Scott brings us on a journey from peril to hope, as two lives attempt to run 1,000 kilometres in circles and lines through space and time to craft a story about finding a home.
The show opens with Palestinian dancer Salma Ataya, she conveys fragility and fear, evolving into disturbing scenes of sexual violence and brutality. Within the first few moments of meeting her, Scott already has his audience asking questions about where she has come from and what will happen to her.
Her co-performer Mufutau Yusuf, (an Irishman, born in Nigeria), races along the gang-plank above our heads, we hear his pounding steps. He is fleeing from danger, or violence.
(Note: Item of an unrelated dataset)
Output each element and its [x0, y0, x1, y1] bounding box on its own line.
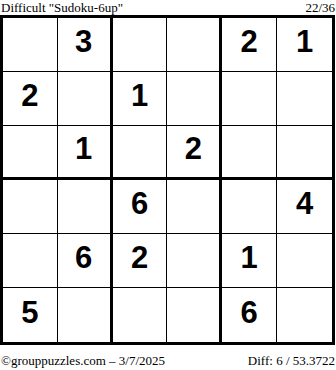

He arrives on stage and his movement conveys mania, paranoia, fear. His body erupting into spasm, he is filled with terror.
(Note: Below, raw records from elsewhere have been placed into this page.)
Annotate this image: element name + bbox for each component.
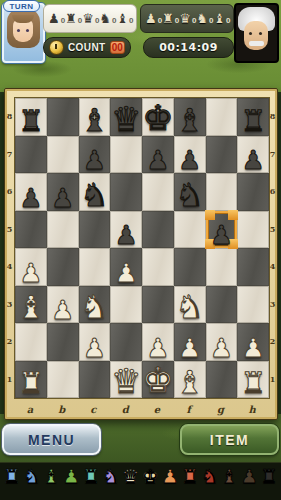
square-f3[interactable]: ♞	[174, 286, 206, 324]
square-d4[interactable]: ♟	[110, 248, 142, 286]
file-label-c: c	[78, 404, 110, 415]
rank-label-6-left: 6	[5, 186, 14, 196]
square-e4[interactable]	[142, 248, 174, 286]
black-pawn-h7[interactable]: ♟	[241, 147, 264, 173]
rank-label-3-left: 3	[5, 299, 14, 309]
square-b6[interactable]: ♟	[47, 173, 79, 211]
black-pawn-g5[interactable]: ♟	[210, 222, 233, 248]
avatar-mustache	[249, 41, 264, 46]
square-a2[interactable]	[15, 323, 47, 361]
file-label-a: a	[14, 404, 46, 415]
square-d5[interactable]: ♟	[110, 211, 142, 249]
square-d7[interactable]	[110, 136, 142, 174]
square-f8[interactable]: ♝	[174, 98, 206, 136]
black-knight-c6[interactable]: ♞	[80, 179, 109, 211]
square-b5[interactable]	[47, 211, 79, 249]
captured-rook-counter: ♜0	[65, 12, 82, 25]
square-f1[interactable]: ♝	[174, 361, 206, 399]
bishop-icon: ♝	[213, 12, 225, 25]
square-h6[interactable]	[237, 173, 269, 211]
skin-king-icon[interactable]: ♚	[142, 465, 159, 488]
square-c8[interactable]: ♝	[79, 98, 111, 136]
black-rook-h8[interactable]: ♜	[240, 107, 266, 136]
captured-bishop-counter: ♝0	[116, 12, 133, 25]
square-a3[interactable]: ♝	[15, 286, 47, 324]
captured-count: 0	[226, 16, 230, 25]
square-g5[interactable]: ♟	[206, 211, 238, 249]
white-pawn-f2[interactable]: ♟	[178, 335, 201, 361]
square-c6[interactable]: ♞	[79, 173, 111, 211]
white-pawn-d4[interactable]: ♟	[114, 260, 137, 286]
skin-knight-icon[interactable]: ♞	[102, 465, 119, 488]
square-d1[interactable]: ♛	[110, 361, 142, 399]
item-button[interactable]: ITEM	[180, 424, 279, 455]
rank-label-6-right: 6	[268, 186, 277, 196]
square-a7[interactable]	[15, 136, 47, 174]
white-pawn-h2[interactable]: ♟	[241, 335, 264, 361]
rook-icon: ♜	[65, 12, 77, 25]
rank-label-8-left: 8	[5, 111, 14, 121]
file-label-e: e	[141, 404, 173, 415]
rank-label-2-right: 2	[268, 336, 277, 346]
square-a5[interactable]	[15, 211, 47, 249]
square-e7[interactable]: ♟	[142, 136, 174, 174]
white-king-e1[interactable]: ♚	[142, 363, 173, 398]
board-grid: ♜♝♛♚♝♜♟♟♟♟♟♟♞♞♟♟♟♟♝♟♞♞♟♟♟♟♟♜♛♚♝♜	[14, 97, 270, 399]
avatar-eyes	[249, 32, 252, 35]
game-timer: 00:14:09	[159, 41, 218, 54]
rook-icon: ♜	[162, 12, 174, 25]
square-h2[interactable]: ♟	[237, 323, 269, 361]
square-c2[interactable]: ♟	[79, 323, 111, 361]
knight-icon: ♞	[99, 12, 111, 25]
square-g6[interactable]	[206, 173, 238, 211]
black-knight-f6[interactable]: ♞	[175, 179, 204, 211]
player-left-avatar	[2, 3, 45, 63]
square-f5[interactable]	[174, 211, 206, 249]
square-e1[interactable]: ♚	[142, 361, 174, 399]
black-bishop-f8[interactable]: ♝	[176, 105, 204, 136]
square-c7[interactable]: ♟	[79, 136, 111, 174]
white-pawn-a4[interactable]: ♟	[19, 260, 42, 286]
square-f7[interactable]: ♟	[174, 136, 206, 174]
skin-queen-icon[interactable]: ♛	[122, 465, 139, 488]
rank-label-4-left: 4	[5, 261, 14, 271]
skin-bishop-icon[interactable]: ♝	[43, 465, 60, 488]
bishop-icon: ♝	[116, 12, 128, 25]
white-pawn-b3[interactable]: ♟	[51, 297, 74, 323]
rank-label-7-right: 7	[268, 149, 277, 159]
skin-pawn-icon[interactable]: ♟	[241, 465, 258, 488]
white-pawn-g2[interactable]: ♟	[210, 335, 233, 361]
square-a1[interactable]: ♜	[15, 361, 47, 399]
black-pawn-d5[interactable]: ♟	[114, 222, 137, 248]
square-c5[interactable]	[79, 211, 111, 249]
rank-label-1-left: 1	[5, 374, 14, 384]
square-b3[interactable]: ♟	[47, 286, 79, 324]
black-rook-a8[interactable]: ♜	[18, 107, 44, 136]
move-count-bar: COUNT 00	[43, 37, 131, 58]
avatar-eyes	[17, 29, 20, 32]
black-king-e8[interactable]: ♚	[142, 101, 173, 136]
pawn-icon: ♟	[145, 12, 157, 25]
square-b1[interactable]	[47, 361, 79, 399]
skin-bishop-icon[interactable]: ♝	[221, 465, 238, 488]
skin-pawn-icon[interactable]: ♟	[162, 465, 179, 488]
knight-icon: ♞	[196, 12, 208, 25]
captured-pawn-counter: ♟0	[145, 12, 162, 25]
white-queen-d1[interactable]: ♛	[111, 364, 141, 398]
black-pawn-f7[interactable]: ♟	[178, 147, 201, 173]
black-pawn-a6[interactable]: ♟	[19, 185, 42, 211]
square-g8[interactable]	[206, 98, 238, 136]
file-label-h: h	[236, 404, 268, 415]
white-knight-c3[interactable]: ♞	[80, 291, 109, 323]
skin-rook-icon[interactable]: ♜	[82, 465, 99, 488]
square-b4[interactable]	[47, 248, 79, 286]
square-g1[interactable]	[206, 361, 238, 399]
captured-pawn-counter: ♟0	[48, 12, 65, 25]
queen-icon: ♛	[82, 12, 94, 25]
square-g3[interactable]	[206, 286, 238, 324]
square-h4[interactable]	[237, 248, 269, 286]
turn-indicator-badge: TURN	[3, 0, 40, 12]
square-b2[interactable]	[47, 323, 79, 361]
chess-board: ♜♝♛♚♝♜♟♟♟♟♟♟♞♞♟♟♟♟♝♟♞♞♟♟♟♟♟♜♛♚♝♜ 8877665…	[4, 88, 278, 420]
square-a6[interactable]: ♟	[15, 173, 47, 211]
menu-button[interactable]: MENU	[2, 424, 101, 455]
file-label-g: g	[205, 404, 237, 415]
square-h3[interactable]	[237, 286, 269, 324]
square-h5[interactable]	[237, 211, 269, 249]
white-rook-a1[interactable]: ♜	[18, 369, 44, 398]
square-h8[interactable]: ♜	[237, 98, 269, 136]
captured-count: 0	[129, 16, 133, 25]
captured-queen-counter: ♛0	[179, 12, 196, 25]
square-g7[interactable]	[206, 136, 238, 174]
rank-label-8-right: 8	[268, 111, 277, 121]
square-c1[interactable]	[79, 361, 111, 399]
skin-pawn-icon[interactable]: ♟	[63, 465, 80, 488]
rank-label-1-right: 1	[268, 374, 277, 384]
captured-white-pieces-tray: ♟0♜0♛0♞0♝0	[140, 4, 234, 33]
player-right-avatar	[234, 3, 279, 63]
pawn-icon: ♟	[48, 12, 60, 25]
captured-bishop-counter: ♝0	[213, 12, 230, 25]
square-d2[interactable]	[110, 323, 142, 361]
captured-knight-counter: ♞0	[196, 12, 213, 25]
piece-skin-toolbar: ♜♞♝♟♜♞♛♚♟♜♞♝♟♜	[0, 462, 281, 500]
square-d6[interactable]	[110, 173, 142, 211]
rank-label-3-right: 3	[268, 299, 277, 309]
skin-rook-icon[interactable]: ♜	[261, 465, 278, 488]
square-h7[interactable]: ♟	[237, 136, 269, 174]
captured-queen-counter: ♛0	[82, 12, 99, 25]
square-a8[interactable]: ♜	[15, 98, 47, 136]
white-knight-f3[interactable]: ♞	[175, 291, 204, 323]
white-rook-h1[interactable]: ♜	[240, 369, 266, 398]
square-f2[interactable]: ♟	[174, 323, 206, 361]
captured-black-pieces-tray: ♟0♜0♛0♞0♝0	[43, 4, 137, 33]
game-timer-bar: 00:14:09	[143, 37, 234, 58]
file-label-d: d	[109, 404, 141, 415]
rank-label-5-right: 5	[268, 224, 277, 234]
file-label-f: f	[173, 404, 205, 415]
square-b7[interactable]	[47, 136, 79, 174]
count-value-badge: 00	[110, 41, 125, 54]
square-b8[interactable]	[47, 98, 79, 136]
square-c4[interactable]	[79, 248, 111, 286]
black-pawn-c7[interactable]: ♟	[83, 147, 106, 173]
file-label-b: b	[46, 404, 78, 415]
black-queen-d8[interactable]: ♛	[111, 102, 141, 136]
rank-label-4-right: 4	[268, 261, 277, 271]
square-d3[interactable]	[110, 286, 142, 324]
skin-knight-icon[interactable]: ♞	[201, 465, 218, 488]
square-f4[interactable]	[174, 248, 206, 286]
square-e2[interactable]: ♟	[142, 323, 174, 361]
white-bishop-a3[interactable]: ♝	[17, 292, 45, 323]
square-g2[interactable]: ♟	[206, 323, 238, 361]
count-label: COUNT	[68, 42, 106, 53]
square-a4[interactable]: ♟	[15, 248, 47, 286]
rank-label-2-left: 2	[5, 336, 14, 346]
black-pawn-b6[interactable]: ♟	[51, 185, 74, 211]
white-pawn-c2[interactable]: ♟	[83, 335, 106, 361]
square-f6[interactable]: ♞	[174, 173, 206, 211]
square-e6[interactable]	[142, 173, 174, 211]
captured-knight-counter: ♞0	[99, 12, 116, 25]
square-g4[interactable]	[206, 248, 238, 286]
white-pawn-e2[interactable]: ♟	[146, 335, 169, 361]
square-e3[interactable]	[142, 286, 174, 324]
square-c3[interactable]: ♞	[79, 286, 111, 324]
rank-label-5-left: 5	[5, 224, 14, 234]
queen-icon: ♛	[179, 12, 191, 25]
black-bishop-c8[interactable]: ♝	[80, 105, 108, 136]
square-e5[interactable]	[142, 211, 174, 249]
white-bishop-f1[interactable]: ♝	[176, 367, 204, 398]
skin-rook-icon[interactable]: ♜	[181, 465, 198, 488]
square-h1[interactable]: ♜	[237, 361, 269, 399]
rank-label-7-left: 7	[5, 149, 14, 159]
square-d8[interactable]: ♛	[110, 98, 142, 136]
captured-rook-counter: ♜0	[162, 12, 179, 25]
square-e8[interactable]: ♚	[142, 98, 174, 136]
skin-rook-icon[interactable]: ♜	[3, 465, 20, 488]
black-pawn-e7[interactable]: ♟	[146, 147, 169, 173]
skin-knight-icon[interactable]: ♞	[23, 465, 40, 488]
clock-icon	[49, 40, 64, 55]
Scott strikes all of our senses, with beautiful, energetic movement, repetition and strong monologue, playing with voice and sound and weaving this together with musician Ryan Vail’s dream-like score.
Yusuf and Ataya, are exquisite, they are bold and adventurous and display both strength, vulnerability and at times lightness and humour. Although the performers appear to represent two separate journeys, they are bound together. They are safe moving in tandem.
We see two people, lost, crossing boundaries into new space and arriving to safety. We feel hope at the end of this journey for our two exhausted travellers.
My only frustration with the performance was the choice of setting. The beautiful intimate Boys School wasn’t the right venue for such a visual and fluid spectacle, at times the movement was obscured as the dancers crouched or folded or crawled through the space. The limit of the space was not consistent with the flow of their movements. However, the lighting worked beautifully, as the dancers’ shadows were thrown against the beautiful stone wall in the space, allowing for the performance to grow and extend outside of the room.
Good story telling through contemporary dance is hard, but Scott’s universal themes home, of finding space, identity and safety, meshed with Vail’s mesmerising music, makes his message crystal clear. He has cleverly tapped into an important moment in time, as people make dangerous journeys to find a place of belonging or to escape hellish circumstances, he challenges us to ask, how do they survive?
Scott is bravely attempting to reposition modern dance in Ireland, through his challenging themes and his captivating choreography, he’s bringing a new appreciation for this medium in a country that is mostly celebrated for literary traditions and text-based drama. The work is simple, bold and theatrical, and he’s paving a path for more exciting work and a tantalising new chapter for contemporary dance in Ireland.